And Hyundai's march upwards continues. Year-to-date it's the third-biggest-selling new-vehicle brand in New Zealand and – given it doesn't have a ute to offer right now – certainly number two in passenger cars.
Hyundai is doing big numbers by having the right model lineup and, if we're honest, doing the right deals. But perhaps the most surprising thing about the Korean brand is that aside from achieving volume, it's also taken on an aspirational quality.
A fine example is the i40 Elite being tested here. It is a humble mainstream wagon, but according to the vox-pop it's got prestige-car style, impressive equipment levels and a high level of desirability. It's not cheap, at $53,990. But it doesn't need to be.
The i40 is extra-swish because it's a Korean car designed for Europe (it's from Hyundai's German design studio), whereas the i45 sedan is aimed more at Asian countries and the United States. The i40 has less bling, cleaner lines. And a sharper chassis, as the Europeans tend to favour dynamic ability over ride comfort.
The seek lines of the i40 exaggerate its exterior dimensions, but it's actually 25mm reduced in the wheelbase compared with the i45 and 50mm shorter overall.
That's not the most important difference, of course. What really matters is that Europeans love their diesels, and the i40 is available with a fantastic oil-burner: a turbo-four of 1.7 litres capacity, but with 100kW/320Nm.
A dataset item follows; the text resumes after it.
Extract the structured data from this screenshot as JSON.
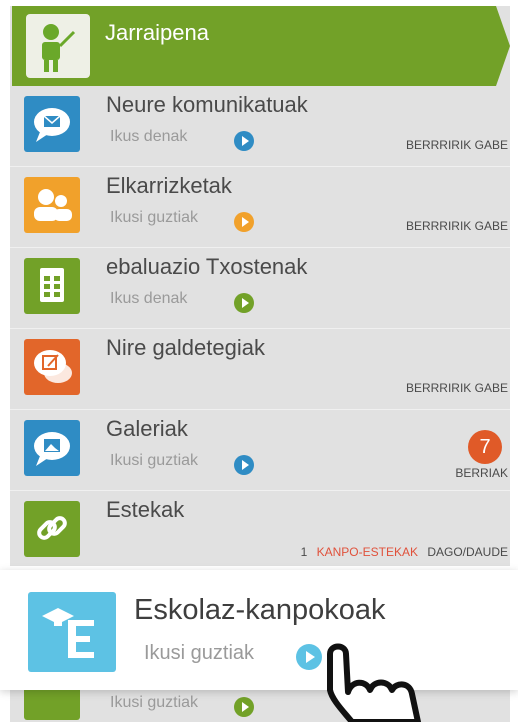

With a six-speed automatic gearbox it achieves 6.0 litres per 100km.
The availability of the diesel means that an i40 sedan is also a possibility for New Zealand – as with the wagon, slightly smaller and sharper than the current i45 sedan, which would continue as the petrol-engined choice.
You cannot help but be impressed by this engine, although you'll have to forgive a gruff nature under load and a tendency to run out of steam very quickly past 4000rpm – more so than the 2.0-litre turbo-diesel engines with which it competes on power and torque.
But the powertrain makes the i40 Elite CRDi (that's Hyundai-speak for turbo diesel) a fun-to-drive wagon regardless. The chassis is not exactly sporty, but it has more of an edge than the i45 – better steering, a more elegant cornering demeanor. Beware the stability control though, especially in the wet: once roused it shuts the car down for several seconds, and it's kind of hard to get things moving again. It crosses the line from active safety to scaredy cat, especially in the wet.
Even the entry i40 model has nine airbags (including rear-seat and knee), stability control with corner-brake-control, Bluetooth cellphone connectivity and Hyundai's signature iPod integration. A cargo net is standard-fit and a fabulous detail touch.
Our Elite adds luxury items like keyless entry/start, trip computer, leather, reversing camera and larger 18-inch wheels. Loadspace is impressive despite the low roof, with a long cargo area and up to 1720 litres of storage. You don't get a completely flat load floor… but it's close.
The i40 is not exactly mainstream stuff. With the rise in popularity of crossover-type wagons, the medium segment is shrinking and what's left is dominated by sedans (about 80 percent).
So the i40 is a bit niche, perhaps a little bit special. That won't worry Hyundai, for it has a plethora of crossover offerings in all sizes. But there's something very cool about a sleek station wagon like the Elite.